Science journalist Sabin Russell writes in the San Francisco Chronicle about a program conducted by Dr. Douglas White at Highland Hospital in Oakland. For the last year and a half, they’ve offered free HIV tests to people coming into their emergency room. So far, 8,000 people have taken the oral tests, which takes 20 minutes to bring in a result. And the bottom line? 101 people were found to be HIV-positive. 101 people who wouldn’t otherwise know it.
Not happy news, but the CDC tells us that people who don’t know they are carrying HIV transmit the virus to others at a rate 3.5 (read “three and a half”) times greater than those who are aware of their status. A classic case of
“knowledge is power,” Especially coupled with that old reporter’s gem “What did you know? When did you know it? And what did you do once you found out?”
With testing presumably becoming routine, something else was dropped by the wayside – the required pretest counseling session. These sessions made sense when only high-risk folks were being tested, and the pretest counseling set the stage for posttest emotions, behaviors and courses of action.

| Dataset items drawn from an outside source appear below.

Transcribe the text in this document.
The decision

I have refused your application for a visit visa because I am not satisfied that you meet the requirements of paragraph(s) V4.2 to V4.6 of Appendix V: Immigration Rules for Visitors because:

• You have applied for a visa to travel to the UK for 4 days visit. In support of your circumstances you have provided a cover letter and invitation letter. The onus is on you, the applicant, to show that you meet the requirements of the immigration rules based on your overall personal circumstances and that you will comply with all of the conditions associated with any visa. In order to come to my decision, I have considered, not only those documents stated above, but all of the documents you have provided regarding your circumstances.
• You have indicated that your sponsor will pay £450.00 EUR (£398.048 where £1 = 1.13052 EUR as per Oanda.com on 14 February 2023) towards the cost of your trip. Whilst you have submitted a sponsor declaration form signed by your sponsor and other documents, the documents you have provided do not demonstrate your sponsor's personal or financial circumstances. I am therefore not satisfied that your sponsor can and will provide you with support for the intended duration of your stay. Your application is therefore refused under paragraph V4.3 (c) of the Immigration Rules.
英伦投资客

Which got me to thinking about the program at Highland Hospital. You come in with a sprained ankle, and you leave HIV-positive. Now you can bet that the hospital worked out quickly how to deliver this news and work with the patient from there. But now, every doctor in America is going to have to ready himself or herself for dealing with this, one more thing on their plate that technology has served up.
No doubt from a societal point of view, this is the right step, but from an individual’s point of view, it’s rough. Besides the news itself, there’s always the question of how HIV entered the picture. At a time when marriages need to be their strongest, the specter of betrayal looms large in its own right. When parent-child bonds need to be at their most nurturing, the devastation of hopes and dreams, grief and loss are further complicated with the notion that this all could have been avoided.
Knowledge may be power, but that’s the logical analysis. It doesn’t begin to address the toll in human emotion.
I'm Moira Gunn. This is Five Minutes.